In order to avoid this blunder, you shouldn’t underestimate your lifespan. Meanwhile, you can also take help from an online retirement calculator to figure out the estimated financial corpus you will need for your post-retirement life.

  1. Overlooking Investment Strategies

Taking a conservative approach for investment planning is a common mistake many investors make. While traditional investment schemes such as FDs offer good returns, their profits may look insignificant after maturity due to inflation.

Investments in equity and debt funds are slightly risky, but they also pay handsome returns. These funds offer interest rates that can increase your profits exponentially over a longer term. However, it is essential that you ensure your funds are diversified.

  1. Not Investing in Insurance Plans

Insurance plans financially secure you and your family against various threats such as a medical emergency, an accident, an untimely death, etc. For example, if a health insurance policyholder is detected with a critical illness, then his/her medical expenses get covered in the plan.

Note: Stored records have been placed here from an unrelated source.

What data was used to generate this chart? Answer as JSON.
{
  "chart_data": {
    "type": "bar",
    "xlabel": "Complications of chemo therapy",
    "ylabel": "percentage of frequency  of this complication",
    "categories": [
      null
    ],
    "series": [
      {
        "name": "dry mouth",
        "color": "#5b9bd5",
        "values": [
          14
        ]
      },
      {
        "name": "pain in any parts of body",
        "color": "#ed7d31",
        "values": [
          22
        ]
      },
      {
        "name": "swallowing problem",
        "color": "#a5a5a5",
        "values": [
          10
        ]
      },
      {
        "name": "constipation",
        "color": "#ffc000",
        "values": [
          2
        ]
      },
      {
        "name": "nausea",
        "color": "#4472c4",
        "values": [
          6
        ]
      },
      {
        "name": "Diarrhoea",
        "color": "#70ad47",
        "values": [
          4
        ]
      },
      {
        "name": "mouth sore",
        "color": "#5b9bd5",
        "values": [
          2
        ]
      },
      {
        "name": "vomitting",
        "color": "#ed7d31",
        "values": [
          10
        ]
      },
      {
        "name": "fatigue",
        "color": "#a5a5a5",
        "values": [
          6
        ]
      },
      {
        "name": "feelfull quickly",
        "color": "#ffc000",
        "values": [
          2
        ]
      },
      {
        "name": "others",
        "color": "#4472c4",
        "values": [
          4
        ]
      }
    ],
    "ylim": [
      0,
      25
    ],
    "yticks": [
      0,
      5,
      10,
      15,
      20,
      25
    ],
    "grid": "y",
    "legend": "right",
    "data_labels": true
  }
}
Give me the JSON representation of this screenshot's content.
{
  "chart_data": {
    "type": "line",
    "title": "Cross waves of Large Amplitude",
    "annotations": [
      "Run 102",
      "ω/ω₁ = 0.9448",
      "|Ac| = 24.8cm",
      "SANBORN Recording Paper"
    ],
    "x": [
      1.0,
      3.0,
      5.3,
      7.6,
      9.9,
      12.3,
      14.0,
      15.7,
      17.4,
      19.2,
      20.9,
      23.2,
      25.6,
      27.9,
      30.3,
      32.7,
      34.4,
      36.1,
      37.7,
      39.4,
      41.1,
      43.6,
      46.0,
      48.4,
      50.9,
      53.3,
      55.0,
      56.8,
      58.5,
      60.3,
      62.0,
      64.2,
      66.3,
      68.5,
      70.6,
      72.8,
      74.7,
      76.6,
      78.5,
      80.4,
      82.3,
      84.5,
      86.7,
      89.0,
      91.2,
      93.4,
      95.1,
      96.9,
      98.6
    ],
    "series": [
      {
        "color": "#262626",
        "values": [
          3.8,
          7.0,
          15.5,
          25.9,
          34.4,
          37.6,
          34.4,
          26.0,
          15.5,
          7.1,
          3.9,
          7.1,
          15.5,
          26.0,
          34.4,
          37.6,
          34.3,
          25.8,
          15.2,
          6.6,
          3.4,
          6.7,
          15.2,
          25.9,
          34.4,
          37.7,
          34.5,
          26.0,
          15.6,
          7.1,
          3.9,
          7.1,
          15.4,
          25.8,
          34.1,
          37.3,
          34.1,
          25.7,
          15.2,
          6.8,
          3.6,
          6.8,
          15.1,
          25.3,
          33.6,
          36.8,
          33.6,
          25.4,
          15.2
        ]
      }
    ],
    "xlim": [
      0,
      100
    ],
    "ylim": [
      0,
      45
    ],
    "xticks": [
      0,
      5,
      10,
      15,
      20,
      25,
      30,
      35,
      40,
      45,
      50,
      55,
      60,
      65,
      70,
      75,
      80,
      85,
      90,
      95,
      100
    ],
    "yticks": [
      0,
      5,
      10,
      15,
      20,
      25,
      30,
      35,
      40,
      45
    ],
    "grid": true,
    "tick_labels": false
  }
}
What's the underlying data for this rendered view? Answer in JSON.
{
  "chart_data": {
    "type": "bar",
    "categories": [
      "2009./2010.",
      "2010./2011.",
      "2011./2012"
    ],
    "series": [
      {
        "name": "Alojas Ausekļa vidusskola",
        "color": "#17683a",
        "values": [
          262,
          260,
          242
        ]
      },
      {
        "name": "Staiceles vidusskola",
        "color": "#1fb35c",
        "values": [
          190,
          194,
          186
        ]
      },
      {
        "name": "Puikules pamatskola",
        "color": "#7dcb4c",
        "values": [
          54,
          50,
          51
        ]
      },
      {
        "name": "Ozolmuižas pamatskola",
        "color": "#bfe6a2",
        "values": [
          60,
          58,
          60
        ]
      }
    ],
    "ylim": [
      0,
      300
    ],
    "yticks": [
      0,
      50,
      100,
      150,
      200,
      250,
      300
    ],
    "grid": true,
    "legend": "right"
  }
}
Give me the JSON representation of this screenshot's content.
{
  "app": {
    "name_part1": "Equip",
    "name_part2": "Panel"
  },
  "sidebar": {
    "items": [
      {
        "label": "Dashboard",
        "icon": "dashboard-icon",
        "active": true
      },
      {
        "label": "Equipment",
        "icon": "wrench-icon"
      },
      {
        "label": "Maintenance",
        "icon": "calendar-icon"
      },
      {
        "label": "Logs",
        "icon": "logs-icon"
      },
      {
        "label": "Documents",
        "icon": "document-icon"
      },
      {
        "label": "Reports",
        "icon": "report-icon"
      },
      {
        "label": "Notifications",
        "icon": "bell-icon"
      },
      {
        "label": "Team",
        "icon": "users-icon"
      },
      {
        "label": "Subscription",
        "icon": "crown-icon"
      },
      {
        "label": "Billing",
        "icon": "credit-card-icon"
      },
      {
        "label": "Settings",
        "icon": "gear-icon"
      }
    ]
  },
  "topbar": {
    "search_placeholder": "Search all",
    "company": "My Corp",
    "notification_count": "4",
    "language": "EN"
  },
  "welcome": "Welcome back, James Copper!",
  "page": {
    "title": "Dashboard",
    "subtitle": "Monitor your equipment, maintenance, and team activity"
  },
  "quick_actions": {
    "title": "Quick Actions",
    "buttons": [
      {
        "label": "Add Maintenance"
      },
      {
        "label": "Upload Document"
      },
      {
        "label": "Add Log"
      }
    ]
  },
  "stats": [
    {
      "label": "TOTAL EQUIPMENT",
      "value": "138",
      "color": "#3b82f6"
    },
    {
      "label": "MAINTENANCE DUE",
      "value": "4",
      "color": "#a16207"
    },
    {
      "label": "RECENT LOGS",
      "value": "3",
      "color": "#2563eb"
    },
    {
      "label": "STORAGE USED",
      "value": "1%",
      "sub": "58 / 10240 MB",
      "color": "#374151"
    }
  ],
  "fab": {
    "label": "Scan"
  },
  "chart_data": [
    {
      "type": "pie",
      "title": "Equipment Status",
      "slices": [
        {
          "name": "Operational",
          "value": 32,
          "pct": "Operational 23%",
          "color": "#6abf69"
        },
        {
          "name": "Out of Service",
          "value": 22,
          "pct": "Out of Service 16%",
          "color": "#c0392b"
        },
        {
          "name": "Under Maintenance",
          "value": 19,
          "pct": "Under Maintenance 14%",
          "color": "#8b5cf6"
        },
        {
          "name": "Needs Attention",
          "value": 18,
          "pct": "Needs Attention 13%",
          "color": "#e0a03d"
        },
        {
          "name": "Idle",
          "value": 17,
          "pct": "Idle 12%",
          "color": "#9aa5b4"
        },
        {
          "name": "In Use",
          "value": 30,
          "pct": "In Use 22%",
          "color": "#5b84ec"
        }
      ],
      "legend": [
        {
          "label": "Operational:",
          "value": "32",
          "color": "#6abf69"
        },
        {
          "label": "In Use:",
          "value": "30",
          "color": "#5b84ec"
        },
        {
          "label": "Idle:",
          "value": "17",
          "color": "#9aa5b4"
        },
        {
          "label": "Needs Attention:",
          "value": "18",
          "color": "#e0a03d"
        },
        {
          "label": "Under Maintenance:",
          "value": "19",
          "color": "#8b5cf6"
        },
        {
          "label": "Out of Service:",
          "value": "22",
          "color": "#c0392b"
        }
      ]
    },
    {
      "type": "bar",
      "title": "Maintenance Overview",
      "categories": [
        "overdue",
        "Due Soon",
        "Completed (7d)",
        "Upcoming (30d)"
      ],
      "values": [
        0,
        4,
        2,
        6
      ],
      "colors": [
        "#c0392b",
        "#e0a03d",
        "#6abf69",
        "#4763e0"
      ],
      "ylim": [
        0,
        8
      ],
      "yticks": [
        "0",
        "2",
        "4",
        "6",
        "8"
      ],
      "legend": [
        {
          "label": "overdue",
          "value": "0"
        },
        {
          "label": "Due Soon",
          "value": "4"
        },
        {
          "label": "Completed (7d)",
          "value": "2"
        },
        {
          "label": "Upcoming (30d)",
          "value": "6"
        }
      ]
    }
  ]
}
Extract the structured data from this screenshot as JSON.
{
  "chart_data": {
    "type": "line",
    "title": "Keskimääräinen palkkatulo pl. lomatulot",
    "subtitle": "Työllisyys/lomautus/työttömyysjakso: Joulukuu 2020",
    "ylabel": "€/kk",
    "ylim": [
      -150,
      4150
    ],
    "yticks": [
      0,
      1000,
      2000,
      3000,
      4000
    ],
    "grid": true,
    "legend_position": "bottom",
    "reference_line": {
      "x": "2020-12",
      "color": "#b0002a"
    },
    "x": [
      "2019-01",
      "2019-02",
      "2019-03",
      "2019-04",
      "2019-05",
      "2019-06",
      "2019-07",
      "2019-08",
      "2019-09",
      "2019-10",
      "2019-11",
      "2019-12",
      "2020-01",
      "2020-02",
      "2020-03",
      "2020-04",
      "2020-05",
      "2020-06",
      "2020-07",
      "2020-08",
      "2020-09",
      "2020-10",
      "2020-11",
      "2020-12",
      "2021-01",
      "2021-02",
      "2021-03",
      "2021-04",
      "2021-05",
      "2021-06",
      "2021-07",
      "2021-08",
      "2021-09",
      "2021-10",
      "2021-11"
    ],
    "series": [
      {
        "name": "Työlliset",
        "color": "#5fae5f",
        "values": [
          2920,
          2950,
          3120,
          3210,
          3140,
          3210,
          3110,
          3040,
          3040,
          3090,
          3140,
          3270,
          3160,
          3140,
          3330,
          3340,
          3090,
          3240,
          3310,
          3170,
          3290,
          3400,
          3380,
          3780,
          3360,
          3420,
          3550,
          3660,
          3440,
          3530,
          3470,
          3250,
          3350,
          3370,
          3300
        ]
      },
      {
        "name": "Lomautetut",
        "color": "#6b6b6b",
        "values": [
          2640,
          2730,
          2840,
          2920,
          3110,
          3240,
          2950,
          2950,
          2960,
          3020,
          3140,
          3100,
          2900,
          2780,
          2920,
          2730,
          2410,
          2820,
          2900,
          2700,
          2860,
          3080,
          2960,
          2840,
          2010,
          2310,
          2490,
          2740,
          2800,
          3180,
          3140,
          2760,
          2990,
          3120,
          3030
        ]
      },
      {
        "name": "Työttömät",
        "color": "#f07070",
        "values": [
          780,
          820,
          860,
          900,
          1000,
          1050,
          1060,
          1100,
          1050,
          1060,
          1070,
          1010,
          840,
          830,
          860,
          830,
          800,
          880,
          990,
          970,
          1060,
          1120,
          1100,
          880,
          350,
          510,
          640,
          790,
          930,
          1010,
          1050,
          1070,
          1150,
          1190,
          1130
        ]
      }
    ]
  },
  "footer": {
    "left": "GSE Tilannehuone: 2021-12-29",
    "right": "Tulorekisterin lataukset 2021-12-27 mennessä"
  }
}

Without insurance, you will have to spend money from your pocket to pay for the expenses. These expenses can indirectly endanger your retirement savings.

Thus, most experts recommend buying health and life insurance policies. Furthermore, one can invest in something like ULIP to ensure financial security along with market-linked returns.

  1. Becoming a Spendthrift

Many individuals develop a habit of lavishly splurging money once they start earning. This habit never enables them to accumulate savings. Therefore, such a person might spend post-retirement years pinching every penny. One need to be careful when it comes to expenditures as it can help you make wise retirement planning decisions.

Now that you know these retirement planning blunders, ensure that you don’t commit them.